KBRN, Jambi : BMKG Jambi mencatat sebanyak 996 titik Hotspot terpantau di Jambi, hingga akhir juli 2022.

Kepala BMKG Jambi Ibnu Sulistyono mengatakan dari ratusan jumlah titik Hotspot tersebut tersebar terbanyak di tiga daerah, yaitu Kabupaten Merangin, Kabupaten Tanjab Barat dan Kabupaten Sarolangun.

Pihaknya menerangkan bulan Agustus  masih menjadi puncak musim kemarau. 

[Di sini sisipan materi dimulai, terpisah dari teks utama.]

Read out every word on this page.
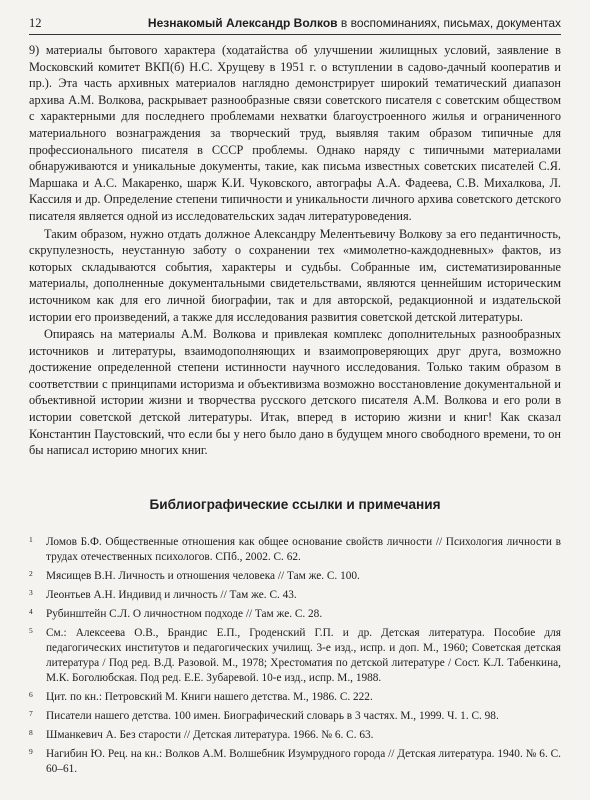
12	Незнакомый Александр Волков в воспоминаниях, письмах, документах

9) материалы бытового характера (ходатайства об улучшении жилищных условий, заявление в Московский комитет ВКП(б) Н.С. Хрущеву в 1951 г. о вступлении в садово-дачный кооператив и пр.). Эта часть архивных материалов наглядно демонстрирует широкий тематический диапазон архива А.М. Волкова, раскрывает разнообразные связи советского писателя с советским обществом с характерными для последнего проблемами нехватки благоустроенного жилья и ограниченного материального вознаграждения за творческий труд, выявляя таким образом типичные для профессионального писателя в СССР проблемы. Однако наряду с типичными материалами обнаруживаются и уникальные документы, такие, как письма известных советских писателей С.Я. Маршака и А.С. Макаренко, шарж К.И. Чуковского, автографы А.А. Фадеева, С.В. Михалкова, Л. Кассиля и др. Определение степени типичности и уникальности личного архива советского детского писателя является одной из исследовательских задач литературоведения.

Таким образом, нужно отдать должное Александру Мелентьевичу Волкову за его педантичность, скрупулезность, неустанную заботу о сохранении тех «мимолетно-каждодневных» фактов, из которых складываются события, характеры и судьбы. Собранные им, систематизированные материалы, дополненные документальными свидетельствами, являются ценнейшим историческим источником как для его личной биографии, так и для авторской, редакционной и издательской истории его произведений, а также для исследования развития советской детской литературы.

Опираясь на материалы А.М. Волкова и привлекая комплекс дополнительных разнообразных источников и литературы, взаимодополняющих и взаимопроверяющих друг друга, возможно достижение определенной степени истинности научного исследования. Только таким образом в соответствии с принципами историзма и объективизма возможно восстановление документальной и объективной истории жизни и творчества русского детского писателя А.М. Волкова и его роли в истории советской детской литературы. Итак, вперед в историю жизни и книг! Как сказал Константин Паустовский, что если бы у него было дано в будущем много свободного времени, то он бы написал историю многих книг.

Библиографические ссылки и примечания
1 Ломов Б.Ф. Общественные отношения как общее основание свойств личности // Психология личности в трудах отечественных психологов. СПб., 2002. С. 62.
2 Мясищев В.Н. Личность и отношения человека // Там же. С. 100.
3 Леонтьев А.Н. Индивид и личность // Там же. С. 43.
4 Рубинштейн С.Л. О личностном подходе // Там же. С. 28.
5 См.: Алексеева О.В., Брандис Е.П., Гроденский Г.П. и др. Детская литература. Пособие для педагогических институтов и педагогических училищ. 3-е изд., испр. и доп. М., 1960; Советская детская литература / Под ред. В.Д. Разовой. М., 1978; Хрестоматия по детской литературе / Сост. К.Л. Табенкина, М.К. Боголюбская. Под ред. Е.Е. Зубаревой. 10-е изд., испр. М., 1988.
6 Цит. по кн.: Петровский М. Книги нашего детства. М., 1986. С. 222.
7 Писатели нашего детства. 100 имен. Биографический словарь в 3 частях. М., 1999. Ч. 1. С. 98.
8 Шманкевич А. Без старости // Детская литература. 1966. № 6. С. 63.
9 Нагибин Ю. Рец. на кн.: Волков А.М. Волшебник Изумрудного города // Детская литература. 1940. № 6. С. 60–61.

"Sampai sekarang ini masih harus di waspadai timbulnya titik Hotspot karena bulan agustus ini menjadi puncak musim kemarau," kata Ibnu.

Lebih lanjut disampaikan, September mendatang karena BMKG mempunyai data Indeks kesesuaian titik Hotspot itu ada potensi tinggi titik panas di Provinsi Jambi, khususnya Jambi bagian timur Provinsi Jambi, seperti Tanjab Barat dan Tanjab Timur serta Muarojambi. 

"Untuk titik Hotspot di Jambi masih dipengaruhi alam, alam masih mendukung untuk tidak terjadinya hotspot dan seterusnya. Namun nanti kalau kondisi alam tidak mendukung Hotspot akan lebih tinggi sehingga masyarakat harus mewaspadai atau harus belajar seperti alam ini. Dengan kondisi alam yang dingin seperti ini dapat mempengaruhi jumlah hotspot yang ada di Jambi," katanya.

Ibnu menegaskan untuk titik Hotspot timbul disinyalir dipicu ulah manusia.

"99 persen Hotspot itu timbul dari manusia dan 1 persen dari alam atau iklim," tutupnya.